What is Mogul's effective price of oil per barrel?

To calculate Mogul's effective price of oil per barrel, we need to consider the hedging arrangement using the futures contracts. Given: Mogul oil company sells 2000 barrels of oil. The current oil futures price is $23.75 per barrel. In 7 months, the spot price of oil is $22.25, and the futures price is $24.55 per barrel. Since Mogul hedges the risk by selling futures on 2000 barrels of oil, let's calculate the gains or losses from the futures contracts. Initial futures contract value = Number of barrels * Futures price = 2000 * $23.75 = $47,500 Final futures contract value = Number of barrels * Futures price = 2000 * $24.55 = $49,100 Gain or loss from futures contracts = Final futures contract value - Initial futures contract value = $49,100 - $47,500 = $1,600 (gain) Since the spot price of oil is lower than the futures price, Mogul benefits from the hedging strategy and gains $1,600 from the futures contracts. Now let's calculate Mogul's effective price of oil per barrel.
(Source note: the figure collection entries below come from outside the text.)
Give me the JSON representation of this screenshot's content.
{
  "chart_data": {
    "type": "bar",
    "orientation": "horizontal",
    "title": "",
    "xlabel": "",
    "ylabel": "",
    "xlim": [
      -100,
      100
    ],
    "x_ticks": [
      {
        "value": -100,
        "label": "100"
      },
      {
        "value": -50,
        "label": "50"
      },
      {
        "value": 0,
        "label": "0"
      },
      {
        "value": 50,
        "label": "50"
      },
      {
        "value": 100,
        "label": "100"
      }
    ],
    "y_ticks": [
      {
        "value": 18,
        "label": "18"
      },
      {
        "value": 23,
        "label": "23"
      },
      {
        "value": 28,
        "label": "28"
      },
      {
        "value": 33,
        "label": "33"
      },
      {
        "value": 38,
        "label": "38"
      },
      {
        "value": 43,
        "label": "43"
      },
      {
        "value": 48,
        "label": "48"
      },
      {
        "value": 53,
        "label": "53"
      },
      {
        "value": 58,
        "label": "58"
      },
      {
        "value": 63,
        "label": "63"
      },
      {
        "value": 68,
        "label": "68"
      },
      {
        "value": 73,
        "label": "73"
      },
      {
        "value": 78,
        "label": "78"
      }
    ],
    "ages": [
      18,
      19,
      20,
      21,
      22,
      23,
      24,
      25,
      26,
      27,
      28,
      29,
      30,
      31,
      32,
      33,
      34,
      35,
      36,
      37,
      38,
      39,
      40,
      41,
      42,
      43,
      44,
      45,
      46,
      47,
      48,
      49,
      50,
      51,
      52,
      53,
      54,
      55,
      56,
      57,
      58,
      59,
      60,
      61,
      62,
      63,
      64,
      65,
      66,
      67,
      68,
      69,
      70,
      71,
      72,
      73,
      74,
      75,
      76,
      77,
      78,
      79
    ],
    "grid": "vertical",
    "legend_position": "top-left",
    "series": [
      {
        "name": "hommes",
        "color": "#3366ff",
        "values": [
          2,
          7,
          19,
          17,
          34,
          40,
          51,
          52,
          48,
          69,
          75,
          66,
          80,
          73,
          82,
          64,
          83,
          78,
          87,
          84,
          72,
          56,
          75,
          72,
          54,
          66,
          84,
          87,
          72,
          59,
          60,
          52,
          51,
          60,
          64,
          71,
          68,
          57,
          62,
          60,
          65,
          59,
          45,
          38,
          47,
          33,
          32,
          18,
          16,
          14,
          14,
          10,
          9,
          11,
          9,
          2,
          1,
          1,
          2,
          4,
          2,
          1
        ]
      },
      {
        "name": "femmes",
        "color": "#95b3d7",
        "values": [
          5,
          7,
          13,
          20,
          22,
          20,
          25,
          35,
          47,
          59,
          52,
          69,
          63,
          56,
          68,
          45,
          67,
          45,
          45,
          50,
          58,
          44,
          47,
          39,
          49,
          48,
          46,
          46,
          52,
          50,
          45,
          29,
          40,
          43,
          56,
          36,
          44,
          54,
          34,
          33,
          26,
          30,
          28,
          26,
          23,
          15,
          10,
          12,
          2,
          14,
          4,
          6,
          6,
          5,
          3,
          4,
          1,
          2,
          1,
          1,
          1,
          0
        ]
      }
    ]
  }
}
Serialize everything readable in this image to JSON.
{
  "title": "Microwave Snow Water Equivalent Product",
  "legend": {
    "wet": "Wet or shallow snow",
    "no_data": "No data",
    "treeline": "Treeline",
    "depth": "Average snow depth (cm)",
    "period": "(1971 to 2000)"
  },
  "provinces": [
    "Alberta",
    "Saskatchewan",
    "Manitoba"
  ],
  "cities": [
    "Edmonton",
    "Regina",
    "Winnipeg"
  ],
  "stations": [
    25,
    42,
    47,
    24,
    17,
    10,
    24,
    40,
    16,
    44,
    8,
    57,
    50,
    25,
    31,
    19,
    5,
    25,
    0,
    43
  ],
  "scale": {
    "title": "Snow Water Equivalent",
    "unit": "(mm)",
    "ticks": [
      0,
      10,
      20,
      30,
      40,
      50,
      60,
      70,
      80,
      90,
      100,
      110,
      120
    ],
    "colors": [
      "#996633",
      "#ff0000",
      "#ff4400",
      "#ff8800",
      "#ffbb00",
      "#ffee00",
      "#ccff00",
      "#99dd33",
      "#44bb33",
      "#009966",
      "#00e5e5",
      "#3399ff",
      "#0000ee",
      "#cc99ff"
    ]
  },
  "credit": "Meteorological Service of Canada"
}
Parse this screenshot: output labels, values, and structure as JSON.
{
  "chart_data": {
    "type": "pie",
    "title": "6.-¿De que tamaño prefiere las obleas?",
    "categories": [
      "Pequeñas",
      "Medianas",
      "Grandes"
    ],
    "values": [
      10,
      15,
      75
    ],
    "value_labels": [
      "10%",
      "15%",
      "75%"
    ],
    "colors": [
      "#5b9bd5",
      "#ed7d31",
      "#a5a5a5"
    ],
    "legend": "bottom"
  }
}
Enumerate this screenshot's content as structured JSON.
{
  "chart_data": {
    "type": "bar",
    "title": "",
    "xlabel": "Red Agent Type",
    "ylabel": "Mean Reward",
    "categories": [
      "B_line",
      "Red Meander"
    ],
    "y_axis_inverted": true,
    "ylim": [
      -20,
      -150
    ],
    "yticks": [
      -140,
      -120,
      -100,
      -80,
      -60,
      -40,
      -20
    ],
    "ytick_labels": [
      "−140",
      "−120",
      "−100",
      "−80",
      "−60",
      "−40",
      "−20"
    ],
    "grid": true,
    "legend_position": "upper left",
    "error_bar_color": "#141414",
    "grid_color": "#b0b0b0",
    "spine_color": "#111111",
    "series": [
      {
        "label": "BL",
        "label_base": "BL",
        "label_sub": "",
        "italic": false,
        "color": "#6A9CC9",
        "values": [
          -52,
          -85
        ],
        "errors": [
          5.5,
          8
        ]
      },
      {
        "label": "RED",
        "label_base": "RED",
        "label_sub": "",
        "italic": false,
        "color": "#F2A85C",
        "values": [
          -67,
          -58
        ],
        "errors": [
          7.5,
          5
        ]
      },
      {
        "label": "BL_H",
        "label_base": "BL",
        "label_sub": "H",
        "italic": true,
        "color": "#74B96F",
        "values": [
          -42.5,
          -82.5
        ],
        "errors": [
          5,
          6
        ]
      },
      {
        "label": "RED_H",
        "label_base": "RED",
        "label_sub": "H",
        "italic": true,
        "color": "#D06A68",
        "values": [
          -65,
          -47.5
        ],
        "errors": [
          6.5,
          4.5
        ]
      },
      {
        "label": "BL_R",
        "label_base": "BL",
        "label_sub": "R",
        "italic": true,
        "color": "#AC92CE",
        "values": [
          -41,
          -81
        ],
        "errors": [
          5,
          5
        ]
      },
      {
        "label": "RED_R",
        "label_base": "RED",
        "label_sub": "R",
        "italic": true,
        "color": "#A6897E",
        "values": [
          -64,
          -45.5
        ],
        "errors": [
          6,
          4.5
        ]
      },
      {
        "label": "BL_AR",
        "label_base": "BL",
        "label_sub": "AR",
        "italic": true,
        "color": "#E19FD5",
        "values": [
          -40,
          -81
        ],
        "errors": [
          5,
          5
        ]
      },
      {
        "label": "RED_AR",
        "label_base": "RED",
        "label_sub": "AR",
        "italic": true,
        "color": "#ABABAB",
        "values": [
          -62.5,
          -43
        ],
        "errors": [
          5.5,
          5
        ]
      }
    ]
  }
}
Effective price per barrel = (Total revenue from oil sales + Gain from futures contracts) / Number of barrels Total revenue from oil sales = Number of barrels * Spot price = 2000 * $22.25 = $44,500 Effective price per barrel = ($44,500 + $1,600) / 2000 = $46,100 / 2000 = $23.05 Therefore, Mogul's effective price of oil per barrel is $23.05.

Explanation:

To calculate Mogul's effective price of oil per barrel: To calculate the effective price of oil per barrel for Mogul oil company, we need to take into account the hedging strategy using futures contracts. This strategy allows Mogul to offset the risk associated with fluctuations in oil prices by locking in a futures price in advance.

Calculating gains or losses from the futures contracts:

- Initial futures contract value: 2000 barrels * $23.75 = $47,500 - Final futures contract value: 2000 barrels * $24.55 = $49,100 - Gain from futures contracts: $49,100 - $47,500 = $1,600 (gain) Since Mogul gained $1,600 from the futures contracts due to the spot price of oil being lower than the futures price, this hedging strategy was beneficial.

Calculating effective price per barrel:

To find the effective price per barrel, we sum up the total revenue from oil sales and the gain from futures contracts, then divide by the number of barrels. - Total revenue from oil sales: 2000 barrels * $22.25 = $44,500 - Effective price per barrel: ($44,500 + $1,600) / 2000 = $23.05 Therefore, Mogul's effective price of oil per barrel is $23.05, taking into account the hedging strategy and the gains from the futures contracts.